Perhaps because of this belief in what he's doing, Grear has been able to produce some of the most recognizable images in the world. Yet after all this time working, designing and creating, he has no concept of slowing down.

"I thought design was retirement," he says, laughing.

As for Harper, "I'm 84 years old," he says. "And because of Todd and my son Brett, this is the most active time in my career."

He has worked with Oldham in deciding which of his works will be in the exhibition. He's helping with the installation, too. He wouldn't miss it.

"There's always been a difference (between so-called high art and design)," he says. "Maybe this exhibition will change that."

Oldham would like to think so. He is featuring his studio-designed chairs, which Harper's textiles will cover. The chairs will be in the middle of the gallery space, which says something about the way Oldham sees design.

"All kinds (of design) warms your heart," he says. "You should be able to sit down, sit there (on Harper's designs) and look at the design all around. You should be able to sit and blur the line a little bit."

The line, as Oldham sees it, isn't just the theoretical one between design and high art — it's between space and design, life and design.
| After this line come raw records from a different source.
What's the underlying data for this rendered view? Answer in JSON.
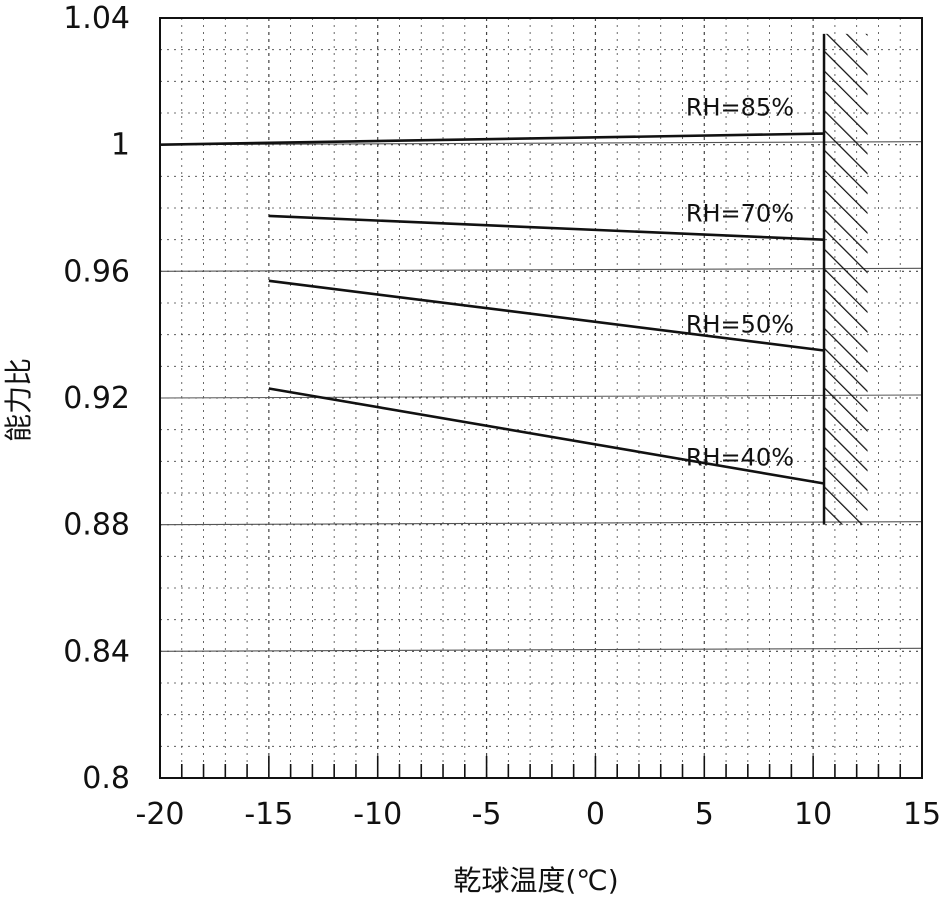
{
  "chart_data": {
    "type": "line",
    "xlabel": "乾球温度(℃)",
    "ylabel": "能力比",
    "xlim": [
      -20,
      15
    ],
    "ylim": [
      0.8,
      1.04
    ],
    "x_ticks": [
      -20,
      -15,
      -10,
      -5,
      0,
      5,
      10,
      15
    ],
    "x_tick_labels": [
      "-20",
      "-15",
      "-10",
      "-5",
      "0",
      "5",
      "10",
      "15"
    ],
    "y_ticks": [
      0.8,
      0.84,
      0.88,
      0.92,
      0.96,
      1,
      1.04
    ],
    "y_tick_labels": [
      "0.8",
      "0.84",
      "0.88",
      "0.92",
      "0.96",
      "1",
      "1.04"
    ],
    "grid": true,
    "series": [
      {
        "name": "RH=85%",
        "x": [
          -20,
          10.5
        ],
        "y": [
          1.0,
          1.0035
        ]
      },
      {
        "name": "RH=70%",
        "x": [
          -15,
          10.5
        ],
        "y": [
          0.9775,
          0.97
        ]
      },
      {
        "name": "RH=50%",
        "x": [
          -15,
          10.5
        ],
        "y": [
          0.957,
          0.935
        ]
      },
      {
        "name": "RH=40%",
        "x": [
          -15,
          10.5
        ],
        "y": [
          0.923,
          0.893
        ]
      }
    ],
    "limit_region": {
      "x_start": 10.5,
      "x_end": 12.5,
      "y_range": [
        0.88,
        1.035
      ],
      "pattern": "diagonal-hatch"
    },
    "colors": {
      "line": "#111111",
      "grid_dotted": "#444444",
      "background": "#ffffff"
    }
  }
}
Design is everywhere among us. It should be worth looking at.

"I hope the exhibition will bring a lot of people who wouldn't ordinarily come to the CAC," he says. "I hope it gives them new ways to look at art."

In the end, Graphic Content isn't just about design, logos and technique but about how artists and their viewers see art and design, or art versus design. Does it matter who, besides the artist, profits from the work? Whether it's a gallery or a corporation? Does anything else matter if you find yourself face-to-face with something beautiful?

Graphic Content exposes us, perhaps unwittingly, to these questions. And because it's a philosophical question and not one of mathematics, it's completely up to you.



GRAPHIC CONTENT: CONTEMPORARY AND MODERN/ART AND DESIGN opens at the Contemporary Arts Center Friday and continues through February 2008 with various pairings of designers. Work by Charley Harper, Malcolm Grear and Ryan McGinness runs through Feb. 26, 2007. Friday is being proclaimed Charley Harper Day by the city of Cincinnati. Friday's opening night party (7-11 p.m.) features exhibition designer Todd Oldham, while Harper and Grear speak about their work at 2 p.m. Saturday in the CAC's Performance Space. Both events are free and open to the public.